If you can find local figure-drawing sessions to attend, that’s a good start. Traditionally, figure drawing is done with a nude model to enable study of the human form. Clothing adds another degree of complexity and obscures the forms underneath. Drawing from a model with or without clothing is beneficial in different ways, though knowing what is underneath a garment is essential for understanding how it hangs or folds and why. By applying this knowledge, you can make your drawings more credible and grounded in reality. Seek out clothed or nude models based on your preferred area of study.
When no open session is available, hire a model yourself or ask a friend or relative to pose for you. People you know well are often more difficult to draw, as you can be harder on yourself if the likeness is not right. But if you’re interested in the appearance of your subject, you will be more enthusiastic about drawing them.
Much has been written elsewhere about human proportions, and, since the chief concern here is bringing life to your drawing, I’ll only touch on the basics of the subject. Observation will help you both to discover these fundamentals for yourself and to allow you to build upon them perpetually. For some, a structural underdrawing is helpful for planning a figure on the page and for maintaining good proportions. As mentioned before, it’s still possible to achieve this effect in ink with a dry brush, so don’t let the permanency of the medium scare you away.

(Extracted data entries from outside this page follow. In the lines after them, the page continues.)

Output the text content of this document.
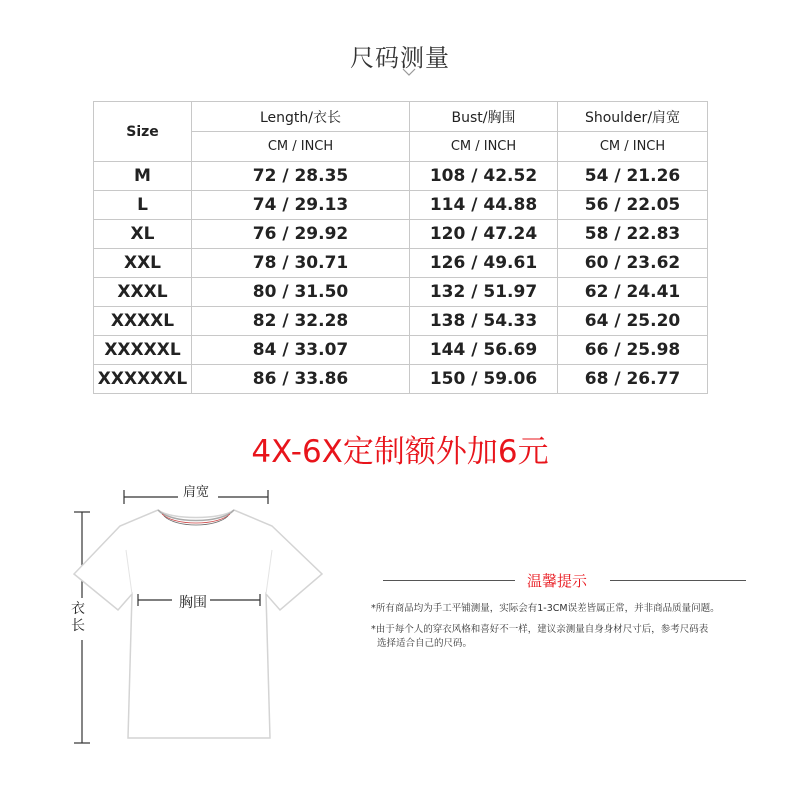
尺码测量
Size	Length/衣长	Bust/胸围	Shoulder/肩宽
	CM / INCH	CM / INCH	CM / INCH
M	72 / 28.35	108 / 42.52	54 / 21.26
L	74 / 29.13	114 / 44.88	56 / 22.05
XL	76 / 29.92	120 / 47.24	58 / 22.83
XXL	78 / 30.71	126 / 49.61	60 / 23.62
XXXL	80 / 31.50	132 / 51.97	62 / 24.41
XXXXL	82 / 32.28	138 / 54.33	64 / 25.20
XXXXXL	84 / 33.07	144 / 56.69	66 / 25.98
XXXXXXL	86 / 33.86	150 / 59.06	68 / 26.77
4X-6X定制额外加6元
肩宽
胸围
衣长
温馨提示
*所有商品均为手工平铺测量，实际会有1-3CM误差皆属正常，并非商品质量问题。
*由于每个人的穿衣风格和喜好不一样，建议亲测量自身身材尺寸后，参考尺码表
选择适合自己的尺码。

Basic anatomy is important when drawing a figure. A good understanding of the structure of the body and how its muscles, bones, and fatty parts interweave can help make your drawings convincing. However, try not to get bogged down with the minutiae of memorizing countless bones and muscles, or of trying to include them all in every drawing. Excessive detail can drown out a good figure drawing. Fussing too much over anatomy is often the reason why drawings appear overworked. It’s helpful to remember the big structures and how they interlock with other body parts, and to allow time for further inspection of areas that you don’t understand.